Catheter-directed interventions (CDIs) are increasingly performed for acute pulmonary embolism (PE) as they are presumed to provide similar therapeutic benefits to systemic thrombolysis while decreasing the dose of thrombolytic required and the associated risks. This study aimed to identify factors associated with CDI failure and to describe anticipated complications.

Consecutive patients who underwent CDI for massive or submassive PE between 2009 and 2015 were identified; outcomes and complications were retrospectively collected. CDI clinical failure was defined as major bleeding, perioperative stroke or other major adverse procedure-related event, decompensation for submassive or persistent shock for massive PE, need for surgical thromboembolectomy, or in-hospital death. Univariate analysis was used to study the factors associated with CDI failure.

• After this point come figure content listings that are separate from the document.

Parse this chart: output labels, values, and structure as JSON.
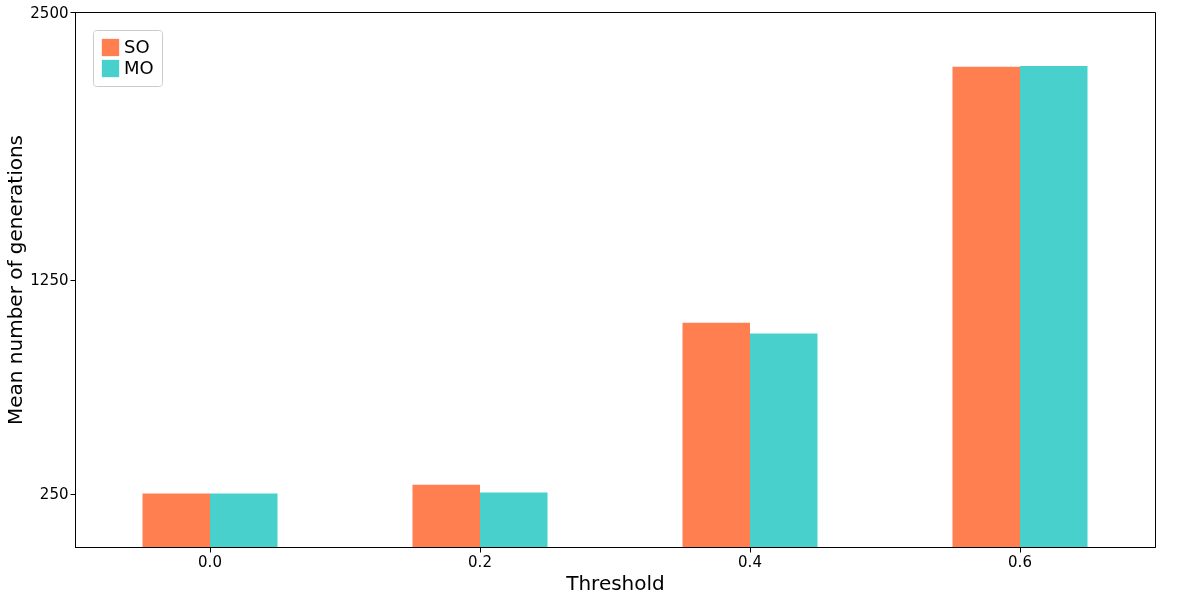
{
  "chart_data": {
    "type": "bar",
    "xlabel": "Threshold",
    "ylabel": "Mean number of generations",
    "categories": [
      "0.0",
      "0.2",
      "0.4",
      "0.6"
    ],
    "series": [
      {
        "name": "SO",
        "color": "#ff7f50",
        "values": [
          250,
          291,
          1048,
          2244
        ]
      },
      {
        "name": "MO",
        "color": "#48d1cc",
        "values": [
          250,
          255,
          998,
          2248
        ]
      }
    ],
    "ylim": [
      0,
      2500
    ],
    "yticks": [
      250,
      1250,
      2500
    ],
    "grid": false,
    "legend": "top left"
  }
}
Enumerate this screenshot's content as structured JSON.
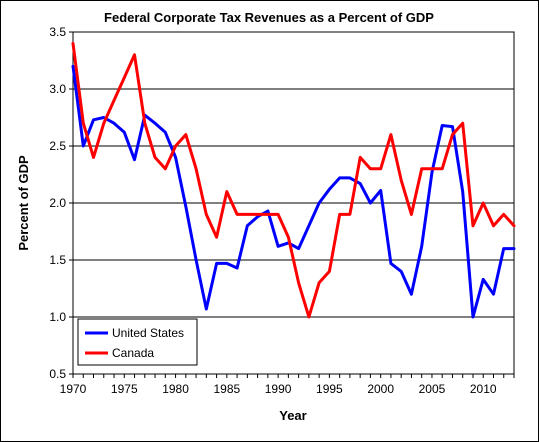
{
  "chart_data": {
    "type": "line",
    "title": "Federal Corporate Tax Revenues as a Percent of GDP",
    "xlabel": "Year",
    "ylabel": "Percent of GDP",
    "xlim": [
      1970,
      2013
    ],
    "ylim": [
      0.5,
      3.5
    ],
    "xticks": [
      1970,
      1975,
      1980,
      1985,
      1990,
      1995,
      2000,
      2005,
      2010
    ],
    "yticks": [
      "0.5",
      "1.0",
      "1.5",
      "2.0",
      "2.5",
      "3.0",
      "3.5"
    ],
    "grid": "horizontal",
    "legend_position": "bottom-left",
    "series": [
      {
        "name": "United States",
        "color": "#0000ff",
        "x": [
          1970,
          1971,
          1972,
          1973,
          1974,
          1975,
          1976,
          1977,
          1978,
          1979,
          1980,
          1981,
          1982,
          1983,
          1984,
          1985,
          1986,
          1987,
          1988,
          1989,
          1990,
          1991,
          1992,
          1993,
          1994,
          1995,
          1996,
          1997,
          1998,
          1999,
          2000,
          2001,
          2002,
          2003,
          2004,
          2005,
          2006,
          2007,
          2008,
          2009,
          2010,
          2011,
          2012,
          2013
        ],
        "values": [
          3.2,
          2.5,
          2.73,
          2.75,
          2.7,
          2.62,
          2.38,
          2.77,
          2.7,
          2.62,
          2.4,
          1.97,
          1.5,
          1.07,
          1.47,
          1.47,
          1.43,
          1.8,
          1.88,
          1.93,
          1.62,
          1.65,
          1.6,
          1.8,
          2.0,
          2.12,
          2.22,
          2.22,
          2.17,
          2.0,
          2.11,
          1.47,
          1.4,
          1.2,
          1.62,
          2.27,
          2.68,
          2.67,
          2.1,
          1.0,
          1.33,
          1.2,
          1.6,
          1.6
        ]
      },
      {
        "name": "Canada",
        "color": "#ff0000",
        "x": [
          1970,
          1971,
          1972,
          1973,
          1974,
          1975,
          1976,
          1977,
          1978,
          1979,
          1980,
          1981,
          1982,
          1983,
          1984,
          1985,
          1986,
          1987,
          1988,
          1989,
          1990,
          1991,
          1992,
          1993,
          1994,
          1995,
          1996,
          1997,
          1998,
          1999,
          2000,
          2001,
          2002,
          2003,
          2004,
          2005,
          2006,
          2007,
          2008,
          2009,
          2010,
          2011,
          2012,
          2013
        ],
        "values": [
          3.4,
          2.7,
          2.4,
          2.7,
          2.9,
          3.1,
          3.3,
          2.7,
          2.4,
          2.3,
          2.5,
          2.6,
          2.3,
          1.9,
          1.7,
          2.1,
          1.9,
          1.9,
          1.9,
          1.9,
          1.9,
          1.7,
          1.3,
          1.0,
          1.3,
          1.4,
          1.9,
          1.9,
          2.4,
          2.3,
          2.3,
          2.6,
          2.2,
          1.9,
          2.3,
          2.3,
          2.3,
          2.6,
          2.7,
          1.8,
          2.0,
          1.8,
          1.9,
          1.8
        ]
      }
    ]
  }
}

There were 102 patients who received a CDI during the study period (36 standard catheter thrombolysis, 60 ultrasound assisted, 6 other; age, 59.2 ± 15.9 years; male, 50 [49.0%]; massive PE, 14 [13.7%]). Five patients (4.9%) had a major contraindication and 15 patients (14.7%) had a minor contraindication to systemic thrombolysis. The mean alteplase dose was 28.2 ± 18.8 mg (range, 0-123 mg; three patients had already received systemic lysis). CDI failure occurred in 15 patients (14.7%; 7 in massive PE, 8 in submassive PE). Of these patients, seven had major bleeding events, whereas eight patients decompensated. Ten (9.8%) patients had minor bleeding events (four access related). Factors associated with CDI failure and major bleeding included massive PE, age ≥70 years, and major contraindication to thrombolytics. Both failures and bleeding events were independent of lysis dose and CDI technique.

CDIs for acute PE are not risk-free procedures, and their use should be individualized on the basis of a risk-benefit ratio. Particularly for patients with major contraindications to systemic thrombolytics, CDIs should be used selectively. Lytic dose, within the low-volume range administered in CDI, and type of CDI seem to have no impact on adverse events.